Le taux de pauvreté des 18-25 ans a augmenté de 50 % entre 2002 et 2018 »
Pour autant, et les mêmes études le démontrent, l’« orage » préexistait à la crise actuelle. Ainsi, le taux de pauvreté des 18-25 ans avait déjà augmenté de 50 % entre 2002 et 2018[4]. Plus globalement, Frédéric Dabi souligne dans la Fracture que les jeunes ont été, ces six dernières années, « ballotés d’une crise à l’autre – des attentats à l’urgence climatique en passant par les conséquence sanitaires et économiques du Covid-19 »[5]. Si la crise actuelle a ainsi catalysé les phénomènes de précarité, d’éco-anxiété, d’inquiétude des jeunes face à leur avenir, elle ne saurait en être l’unique responsable.
Il en va de même avec les « brillants soleils ». Ce sont ces nombreuses initiatives et mobilisations des jeunes sur des causes qui, pour certaines, sont directement liées à la crise – pensons à l’essor des initiatives de solidarité étudiante avec la mise en place de distributions alimentaires, ou encore aux nombreux jeunes bénévoles dans les centres de tests et de vaccination –, mais qui pour d’autres ne sont pas corrélées à la crise, et même la précédaient – pensons aux marches pour le climat, aux mouvements #MeToo, Black Lives Matter, etc.
La situation contrastée de la jeunesse aujourd’hui ne saurait donc s’expliquer uniquement par des aspects de conjoncture. Il faut pouvoir se pencher sur les rouages systémiques et structurels qui freinent l’accès des jeunes au bonheur et à leur épanouissement : seuls 19 % se disent « très heureux·(-ses) » en 2021, contre 46 % il y a vingt ans[6]. Comment inverser la tendance ? Comment redonner du pouvoir de vivre à la jeunesse ? Comment repenser les politiques publiques de jeunesse ?
POUR UNE AUTRE CONCEPTION DE LA JEUNESSE
« La jeunesse n’est qu’un mot », disait Bourdieu lors d’un célèbre entretien[7]. Par cette formulation lapidaire, le sociologue souhaitait rappeler que, même si d’une époque à une autre les frontières entre les classes d’âges sont poreuses, le terme de « jeunesse » permet surtout « [d’]imposer des limites et [de] produire un ordre auquel chacun doit se tenir, dans lequel chacun doit se tenir à sa place »[8].
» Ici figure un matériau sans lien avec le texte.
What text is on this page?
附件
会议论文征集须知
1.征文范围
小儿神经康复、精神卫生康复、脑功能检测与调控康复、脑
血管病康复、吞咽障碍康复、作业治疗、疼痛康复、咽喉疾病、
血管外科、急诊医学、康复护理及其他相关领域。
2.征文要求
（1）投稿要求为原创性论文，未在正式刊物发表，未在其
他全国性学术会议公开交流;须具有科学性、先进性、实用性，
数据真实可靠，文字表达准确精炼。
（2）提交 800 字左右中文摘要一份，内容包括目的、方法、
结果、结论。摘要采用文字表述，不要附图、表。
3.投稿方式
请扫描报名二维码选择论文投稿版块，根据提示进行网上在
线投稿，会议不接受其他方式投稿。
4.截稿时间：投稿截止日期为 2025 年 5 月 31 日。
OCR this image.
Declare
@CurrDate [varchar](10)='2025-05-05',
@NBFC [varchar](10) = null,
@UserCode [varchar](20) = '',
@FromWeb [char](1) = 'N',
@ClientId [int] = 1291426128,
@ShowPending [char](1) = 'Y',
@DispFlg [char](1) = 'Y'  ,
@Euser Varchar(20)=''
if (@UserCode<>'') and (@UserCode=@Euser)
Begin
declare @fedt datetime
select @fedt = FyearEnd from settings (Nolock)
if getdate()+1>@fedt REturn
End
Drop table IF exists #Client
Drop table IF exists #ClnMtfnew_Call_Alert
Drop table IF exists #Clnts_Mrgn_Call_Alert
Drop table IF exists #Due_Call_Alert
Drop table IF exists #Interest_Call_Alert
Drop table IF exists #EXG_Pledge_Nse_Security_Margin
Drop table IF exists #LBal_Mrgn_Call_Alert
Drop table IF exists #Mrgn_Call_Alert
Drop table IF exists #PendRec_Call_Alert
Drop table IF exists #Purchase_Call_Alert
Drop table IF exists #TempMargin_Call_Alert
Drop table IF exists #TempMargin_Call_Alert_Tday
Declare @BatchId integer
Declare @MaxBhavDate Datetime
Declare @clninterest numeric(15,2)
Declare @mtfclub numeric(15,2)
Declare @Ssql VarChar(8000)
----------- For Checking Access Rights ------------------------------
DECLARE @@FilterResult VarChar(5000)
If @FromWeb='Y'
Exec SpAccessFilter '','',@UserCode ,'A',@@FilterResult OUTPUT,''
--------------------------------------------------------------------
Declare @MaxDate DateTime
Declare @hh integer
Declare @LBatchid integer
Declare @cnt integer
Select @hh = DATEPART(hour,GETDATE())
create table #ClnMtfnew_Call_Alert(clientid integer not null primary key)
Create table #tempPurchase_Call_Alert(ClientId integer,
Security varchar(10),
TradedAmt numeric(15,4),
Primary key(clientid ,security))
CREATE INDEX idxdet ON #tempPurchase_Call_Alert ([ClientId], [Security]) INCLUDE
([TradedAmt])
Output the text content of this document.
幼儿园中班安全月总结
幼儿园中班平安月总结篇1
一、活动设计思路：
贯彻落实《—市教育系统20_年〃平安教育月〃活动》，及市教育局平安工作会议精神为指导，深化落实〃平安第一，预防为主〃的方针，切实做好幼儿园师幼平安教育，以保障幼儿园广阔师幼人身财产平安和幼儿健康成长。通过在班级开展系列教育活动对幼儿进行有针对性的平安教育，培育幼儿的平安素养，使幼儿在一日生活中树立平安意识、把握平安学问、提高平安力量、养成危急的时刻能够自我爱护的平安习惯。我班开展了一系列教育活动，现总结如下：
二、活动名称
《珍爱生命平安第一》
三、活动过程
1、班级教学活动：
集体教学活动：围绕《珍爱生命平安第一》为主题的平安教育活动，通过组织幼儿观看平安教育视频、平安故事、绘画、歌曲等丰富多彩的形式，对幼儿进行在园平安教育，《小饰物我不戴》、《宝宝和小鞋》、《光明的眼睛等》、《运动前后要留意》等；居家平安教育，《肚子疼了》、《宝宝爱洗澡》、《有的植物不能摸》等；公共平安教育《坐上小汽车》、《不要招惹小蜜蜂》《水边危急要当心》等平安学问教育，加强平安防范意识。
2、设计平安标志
Dans l’imaginaire collectif, en effet, dans le débat public comme dans les commentaires d’actualités, la jeunesse est représentée comme une « ressource » ou comme une « menace » pour l’ordre établi, selon qu’il s’agît de l’applaudir ou de la pointer du doigt. Tantôt apathique, tantôt idéaliste, tantôt visionnaire, tantôt délinquante, la jeunesse fait l’objet de diverses représentations sociales caricaturales, qui engendrent elles-mêmes des réactions publiques caricaturales, particulièrement dans le cas des représentations négatives. Après tout, quand la jeunesse voudrait nous sembler apathique et fainéante, ne suffirait-il pas simplement de l’aider à « traverser la rue » ? L’ordre établi, lui, ne saurait être remis en cause.
Le point crucial ici est que nous avons tendance à essentialiser de prétendues attitudes, pratiques et comportements types de la jeunesse, précisément parce que nous avons toutes les peines du monde à la concevoir, tant dans sa globalité que dans ses spécificités et dans les inégalités de genres, d’origines ou encore de classes qui la traversent. Le droit civil définit l’âge de l’enfance et celui de la majorité – avec des droits, des devoirs et des responsabilités qui y sont associés –, mais pas celui de la jeunesse. Le pourrait-il seulement ? La jeunesse est donc communément admise, par défaut, comme cette période de transition entre deux mondes : celui de l’enfant « dépendant » et celui de l’adulte « indépendant. »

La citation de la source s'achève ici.